Superposed are three patterns around one common point.
  • Intertwined irregular nonagons are made out of glazed turquoise strips.
  • A second pattern is made out of intertwined hexagons, each with a 6-pointed star in the middle.
  • The upper pattern is made out of dodecagons. They bear as well a 6-pointed star in the middle, but the orientation differs from the one in the pattern of nonagons.
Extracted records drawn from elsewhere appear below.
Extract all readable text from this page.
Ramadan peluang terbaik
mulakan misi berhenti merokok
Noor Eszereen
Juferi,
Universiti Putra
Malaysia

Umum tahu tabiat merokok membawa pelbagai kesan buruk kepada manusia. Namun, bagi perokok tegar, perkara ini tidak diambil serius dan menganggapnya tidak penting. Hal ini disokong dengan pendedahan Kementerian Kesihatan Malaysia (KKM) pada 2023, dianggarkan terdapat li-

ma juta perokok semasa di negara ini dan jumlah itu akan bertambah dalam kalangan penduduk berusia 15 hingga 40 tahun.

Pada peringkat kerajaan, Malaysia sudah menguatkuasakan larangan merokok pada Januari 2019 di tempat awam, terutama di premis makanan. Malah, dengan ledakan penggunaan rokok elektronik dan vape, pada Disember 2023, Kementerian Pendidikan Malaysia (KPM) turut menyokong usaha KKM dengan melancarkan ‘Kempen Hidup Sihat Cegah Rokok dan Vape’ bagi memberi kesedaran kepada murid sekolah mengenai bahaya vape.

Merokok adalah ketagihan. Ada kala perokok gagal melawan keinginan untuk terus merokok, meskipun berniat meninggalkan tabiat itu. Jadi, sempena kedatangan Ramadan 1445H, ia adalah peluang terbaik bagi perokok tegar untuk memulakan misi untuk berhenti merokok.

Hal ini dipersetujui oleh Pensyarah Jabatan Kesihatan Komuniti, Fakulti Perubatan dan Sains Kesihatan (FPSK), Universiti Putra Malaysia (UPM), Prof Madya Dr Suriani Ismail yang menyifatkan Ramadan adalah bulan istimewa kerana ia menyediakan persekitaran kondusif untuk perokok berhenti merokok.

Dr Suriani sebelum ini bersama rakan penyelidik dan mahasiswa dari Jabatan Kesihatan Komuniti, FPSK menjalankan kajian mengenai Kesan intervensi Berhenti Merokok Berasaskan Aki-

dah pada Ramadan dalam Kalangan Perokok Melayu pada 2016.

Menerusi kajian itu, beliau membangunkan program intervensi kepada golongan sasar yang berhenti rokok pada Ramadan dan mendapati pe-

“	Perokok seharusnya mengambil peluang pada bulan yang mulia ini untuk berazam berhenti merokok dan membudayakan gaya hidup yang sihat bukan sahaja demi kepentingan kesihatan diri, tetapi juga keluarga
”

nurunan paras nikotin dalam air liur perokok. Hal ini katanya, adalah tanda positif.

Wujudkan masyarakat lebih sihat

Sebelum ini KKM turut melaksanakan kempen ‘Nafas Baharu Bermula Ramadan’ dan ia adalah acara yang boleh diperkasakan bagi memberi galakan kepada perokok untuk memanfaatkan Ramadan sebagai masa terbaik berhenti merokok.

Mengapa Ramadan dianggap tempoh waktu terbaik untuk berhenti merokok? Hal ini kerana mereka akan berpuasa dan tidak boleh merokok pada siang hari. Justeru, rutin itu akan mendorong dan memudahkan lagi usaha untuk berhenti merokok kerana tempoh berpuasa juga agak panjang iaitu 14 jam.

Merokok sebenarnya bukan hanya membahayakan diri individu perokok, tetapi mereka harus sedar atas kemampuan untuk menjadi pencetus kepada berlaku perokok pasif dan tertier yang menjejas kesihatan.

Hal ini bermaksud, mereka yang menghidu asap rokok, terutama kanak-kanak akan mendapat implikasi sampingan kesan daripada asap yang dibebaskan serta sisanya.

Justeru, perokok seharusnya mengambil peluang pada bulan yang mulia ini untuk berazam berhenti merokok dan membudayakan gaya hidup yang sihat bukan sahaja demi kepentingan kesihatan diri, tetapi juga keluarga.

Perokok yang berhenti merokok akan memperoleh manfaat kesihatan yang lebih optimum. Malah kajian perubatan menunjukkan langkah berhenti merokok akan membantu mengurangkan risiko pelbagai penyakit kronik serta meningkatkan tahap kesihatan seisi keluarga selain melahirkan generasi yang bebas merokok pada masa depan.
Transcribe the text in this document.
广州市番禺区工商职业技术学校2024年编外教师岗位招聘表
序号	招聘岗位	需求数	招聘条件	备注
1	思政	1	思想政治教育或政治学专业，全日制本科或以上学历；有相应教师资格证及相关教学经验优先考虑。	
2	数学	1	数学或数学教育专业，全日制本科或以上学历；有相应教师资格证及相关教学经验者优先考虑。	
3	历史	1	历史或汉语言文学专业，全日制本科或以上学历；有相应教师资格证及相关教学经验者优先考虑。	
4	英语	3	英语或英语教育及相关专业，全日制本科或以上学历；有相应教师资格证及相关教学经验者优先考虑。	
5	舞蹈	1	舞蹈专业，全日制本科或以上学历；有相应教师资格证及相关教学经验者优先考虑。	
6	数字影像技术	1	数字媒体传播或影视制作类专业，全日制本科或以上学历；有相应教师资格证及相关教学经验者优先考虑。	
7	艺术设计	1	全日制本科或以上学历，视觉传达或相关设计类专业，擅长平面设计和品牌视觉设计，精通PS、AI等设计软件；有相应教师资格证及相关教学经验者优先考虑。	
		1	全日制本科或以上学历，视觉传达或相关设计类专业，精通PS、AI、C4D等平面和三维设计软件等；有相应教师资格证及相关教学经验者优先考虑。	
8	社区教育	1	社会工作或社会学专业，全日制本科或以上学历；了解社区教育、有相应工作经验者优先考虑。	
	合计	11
The dodecagons are intertwined, but not with the other layers. They form a triangle with corners the centers of the dodecagons in the comers of the tympan. Below you see the realisation of the pattern by Aslam Qureshi. Remarkt the irregulatity of the nonagons.
left: Gonbad-e-Sork pattern realised by Aslam Qureshi
left: Gonbad-e-Sork pattern realised by Aslam Qureshi
Follow step by step in the applet below:
  • Create e regular hexagon with doubled edges
  • Create a tiling with these haxagons. Since the edges are doubled, they wil overlap, creating small hexagons in their vertices.
  • Create a dodecagon with equal center as a hexagon.
  • Do this for every hexagon to create overlapping dodecagons, creating 6-pointed stars in the centers.
  • Create a light blue 6-pointed star, rotating a 6-pointed star in the center of a dodecagon.
  • Do this in each dodecagon.
  • Elongating the sides of three light blue stars you can create an irregular nonagon around a vertex of a hexagon.
  • Do this for all vertices to create a decorative pattern of overlapping nonagons.